Adoro a David Foster Wallace hasta
el punto de que me gustaría hacer con él lo que hicimos un grupo de amigos,
reunidos para leer en voz alta la obra de Pedro Casariego Córdoba y El día del Watusi de Casavellas. Hasta
teníamos un altarcito mexicano portátil que abríamos durante las lecturas y
encendíamos una vela. No estábamos seguros de porqué, pero posiblemente era
porque en esas lecturas en lugares ocultos solíamos beber mezcal.
Estoy leyendo el penúltimo libro
que me quedaba por leer de él, Hablemos
de langostas así que es posible que antes o después me refiera a él en un Semivago procesional.
Pero resulta que he encontrado en
el libro una copia de mi manera de ser que quiero resaltar.

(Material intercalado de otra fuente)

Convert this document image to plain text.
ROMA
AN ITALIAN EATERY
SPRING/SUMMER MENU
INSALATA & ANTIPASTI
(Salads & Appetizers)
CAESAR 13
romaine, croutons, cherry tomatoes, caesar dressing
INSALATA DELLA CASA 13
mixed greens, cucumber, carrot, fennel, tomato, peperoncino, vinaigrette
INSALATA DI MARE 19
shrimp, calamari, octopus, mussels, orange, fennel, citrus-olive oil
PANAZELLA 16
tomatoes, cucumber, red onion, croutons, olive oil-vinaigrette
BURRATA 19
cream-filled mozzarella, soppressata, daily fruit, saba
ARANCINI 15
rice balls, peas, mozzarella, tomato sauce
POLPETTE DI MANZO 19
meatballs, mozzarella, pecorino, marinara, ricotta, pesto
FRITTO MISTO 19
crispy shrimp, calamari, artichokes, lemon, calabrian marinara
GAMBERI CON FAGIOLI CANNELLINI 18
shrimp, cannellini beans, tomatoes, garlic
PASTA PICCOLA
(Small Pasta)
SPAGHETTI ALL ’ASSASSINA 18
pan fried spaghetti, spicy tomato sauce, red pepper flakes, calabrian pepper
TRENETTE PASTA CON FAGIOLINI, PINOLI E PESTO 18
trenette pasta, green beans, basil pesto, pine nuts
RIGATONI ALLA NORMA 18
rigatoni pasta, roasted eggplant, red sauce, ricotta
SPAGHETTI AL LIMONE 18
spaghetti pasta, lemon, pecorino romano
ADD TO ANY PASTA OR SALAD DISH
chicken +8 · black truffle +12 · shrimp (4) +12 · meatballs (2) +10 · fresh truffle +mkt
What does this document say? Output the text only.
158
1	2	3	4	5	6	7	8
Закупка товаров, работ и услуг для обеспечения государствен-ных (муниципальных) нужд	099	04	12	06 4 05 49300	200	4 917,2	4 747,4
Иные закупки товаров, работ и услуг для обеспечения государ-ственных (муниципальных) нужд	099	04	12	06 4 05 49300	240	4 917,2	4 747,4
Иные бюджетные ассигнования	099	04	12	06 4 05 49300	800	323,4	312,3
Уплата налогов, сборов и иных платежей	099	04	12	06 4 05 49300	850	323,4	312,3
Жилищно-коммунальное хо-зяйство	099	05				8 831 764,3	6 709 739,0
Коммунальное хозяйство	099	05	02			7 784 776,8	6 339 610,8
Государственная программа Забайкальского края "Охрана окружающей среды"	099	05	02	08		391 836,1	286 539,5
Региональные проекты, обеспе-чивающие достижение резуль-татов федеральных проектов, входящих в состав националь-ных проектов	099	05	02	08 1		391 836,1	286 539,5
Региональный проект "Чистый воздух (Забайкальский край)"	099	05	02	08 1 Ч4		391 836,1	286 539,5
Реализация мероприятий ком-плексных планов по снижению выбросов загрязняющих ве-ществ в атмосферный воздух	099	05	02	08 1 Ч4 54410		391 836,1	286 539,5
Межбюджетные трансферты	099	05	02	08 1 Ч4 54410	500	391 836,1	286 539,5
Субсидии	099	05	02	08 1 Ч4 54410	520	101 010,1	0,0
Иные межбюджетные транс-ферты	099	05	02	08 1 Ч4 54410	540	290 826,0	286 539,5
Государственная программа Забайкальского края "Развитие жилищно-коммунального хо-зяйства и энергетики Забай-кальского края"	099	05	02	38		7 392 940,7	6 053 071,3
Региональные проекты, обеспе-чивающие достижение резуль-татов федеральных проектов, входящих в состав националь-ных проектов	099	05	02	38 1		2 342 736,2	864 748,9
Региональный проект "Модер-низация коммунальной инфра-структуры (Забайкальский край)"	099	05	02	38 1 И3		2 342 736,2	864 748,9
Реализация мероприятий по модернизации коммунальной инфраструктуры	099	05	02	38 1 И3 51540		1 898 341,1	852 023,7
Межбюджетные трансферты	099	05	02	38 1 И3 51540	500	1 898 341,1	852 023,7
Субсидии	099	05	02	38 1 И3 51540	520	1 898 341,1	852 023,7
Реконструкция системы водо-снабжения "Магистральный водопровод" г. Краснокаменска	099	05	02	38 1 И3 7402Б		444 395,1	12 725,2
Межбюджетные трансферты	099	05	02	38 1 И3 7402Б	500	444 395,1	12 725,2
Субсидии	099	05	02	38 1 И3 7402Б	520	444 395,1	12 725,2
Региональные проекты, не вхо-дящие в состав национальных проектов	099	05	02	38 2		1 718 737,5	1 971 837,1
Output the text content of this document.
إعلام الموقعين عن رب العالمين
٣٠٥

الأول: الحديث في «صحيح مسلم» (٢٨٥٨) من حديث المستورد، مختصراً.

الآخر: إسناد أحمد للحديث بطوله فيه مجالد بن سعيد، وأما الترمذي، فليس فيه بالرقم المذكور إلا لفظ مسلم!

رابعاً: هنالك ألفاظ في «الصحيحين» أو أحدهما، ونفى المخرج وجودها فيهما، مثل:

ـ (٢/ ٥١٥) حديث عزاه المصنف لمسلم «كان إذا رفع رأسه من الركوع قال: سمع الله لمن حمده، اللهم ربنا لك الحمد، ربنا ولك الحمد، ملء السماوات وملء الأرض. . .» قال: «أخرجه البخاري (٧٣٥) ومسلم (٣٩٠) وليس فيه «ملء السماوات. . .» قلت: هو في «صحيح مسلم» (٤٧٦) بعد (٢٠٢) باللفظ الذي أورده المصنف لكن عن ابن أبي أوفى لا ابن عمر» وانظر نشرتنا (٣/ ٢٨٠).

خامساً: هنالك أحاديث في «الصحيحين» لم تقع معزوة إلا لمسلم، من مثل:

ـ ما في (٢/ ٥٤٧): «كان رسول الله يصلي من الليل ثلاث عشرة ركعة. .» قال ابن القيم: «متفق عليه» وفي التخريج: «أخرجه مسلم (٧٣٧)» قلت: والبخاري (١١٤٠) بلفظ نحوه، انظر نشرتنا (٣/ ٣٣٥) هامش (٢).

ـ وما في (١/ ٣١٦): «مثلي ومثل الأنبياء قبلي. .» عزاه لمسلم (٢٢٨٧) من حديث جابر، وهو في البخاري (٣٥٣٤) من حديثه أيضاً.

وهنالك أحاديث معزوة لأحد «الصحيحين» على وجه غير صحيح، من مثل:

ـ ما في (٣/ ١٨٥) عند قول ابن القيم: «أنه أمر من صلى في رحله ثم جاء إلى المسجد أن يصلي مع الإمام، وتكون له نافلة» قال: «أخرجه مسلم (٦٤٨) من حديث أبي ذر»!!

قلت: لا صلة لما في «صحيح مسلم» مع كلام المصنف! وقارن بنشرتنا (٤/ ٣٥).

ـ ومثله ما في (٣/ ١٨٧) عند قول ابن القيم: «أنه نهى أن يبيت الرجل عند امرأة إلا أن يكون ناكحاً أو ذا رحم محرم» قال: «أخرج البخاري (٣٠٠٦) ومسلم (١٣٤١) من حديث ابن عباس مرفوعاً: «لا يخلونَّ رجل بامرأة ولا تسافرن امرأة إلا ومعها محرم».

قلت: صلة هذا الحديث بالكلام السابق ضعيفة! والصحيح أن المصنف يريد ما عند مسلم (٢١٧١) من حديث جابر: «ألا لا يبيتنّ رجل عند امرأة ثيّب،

Resulta que desde
que cumplí los 30 años me convertí en enemigo acérrimo de viajar a los lugares
que todo el mundo dice que hay que ir. Me pone de los nervios y me agota. Mi
compañera, que viajaba la mitad del año por motivos profesionales, no lo
entendía, así que llegamos a un pacto: un viaje a un país europeo cada dos años.
Lo normal era que lo hiciéramos cada tres... o incluso cuatro años. Y casi
siempre repetíamos Venecia.
Pues bien, me he sentido hermanado
con DFW en este párrafo que os copio: una nota al pie que estaba convencido de que la Editorial iba a eliminar.
Confieso que nunca he entendido por
qué tanta gente cree que para divertirse hay que ponerse chanclas y gafas de
sol y arrastrarse por carreteras donde el tráfico es enloquecedor hasta lugares
turísticos abarrotados y calurosos a fin de paladear un “sabor local” que por
definición queda estropeado por la presencia de turistas. Esto puede ser (tal
como señalan todo el tiempo mis acompañantes al festival) una simple cuestión
de personalidad y de gusto intrínseco: el hecho de que no me gusten los lugares
turísticos significa que no entenderá nunca su atractivo y que por tanto no soy
la persona indicada para hablar del mismo (del supuesto atractivo). Pero como
es casi seguro que esta nota al pie no va a sobrevivir a los recortes que la
revista le hará al artículo, yo a lo mío:
Tal como yo lo veo, al alma
probablemente le siente bien ser turista, aunque sea solo muy de vez en cuando.
No digo que le siente bien de una forma refrescante o iluminadora, sino más
bien de una forma sombría, severa, estilo “Miremos los hechos con franqueza y
encontremos una forma de abordarlos”. Mi experiencia personal no me ha
demostrado nunca que viajar por el país amplíe los horizontes o resulte
relajante, ni que los cambios radicales de lugar y de contexto tengan un efecto
saludable, sino que más bien el turismo por el país resulta radicalmente
constrictivo, y humillante de la peor forma: hostil a mi fantasía de ser un
verdadero individuo, de vivir de alguna forma fuera y por encima de todo.
(Ahora viene la parte que mis acompañantes encuentran especialmente infeliz y
repelente, una forma segura de estropear la diversión de viajar en vacaciones:)
Ser un turista de masas, para mí, equivale a convertirse en un puro americano
de los tiempos que corren: foráneo, ignorante, codicioso de algo que nunca se
puede tener y decepcionado de una forma que nunca se puede admitir. Implica
estropear, en virtud de la pura antología, la misma cosa no estropeada que uno
ha ido a experimentar. Implica a exponerse uno mismo sobre lugares que en todos
los sentidos menos el económico serían mejores y más reales si uno no estuviera.
Implica, en las colas y en los atascos y en las transacciones sin fin, afrontar
una dimensión de uno mismo que resulta tan ineludible como dolorosa: en tanto
que turista, te vuelves económicamente significativo pero existencialmente
aborrecible, como un insecto posado sobre algo muerto.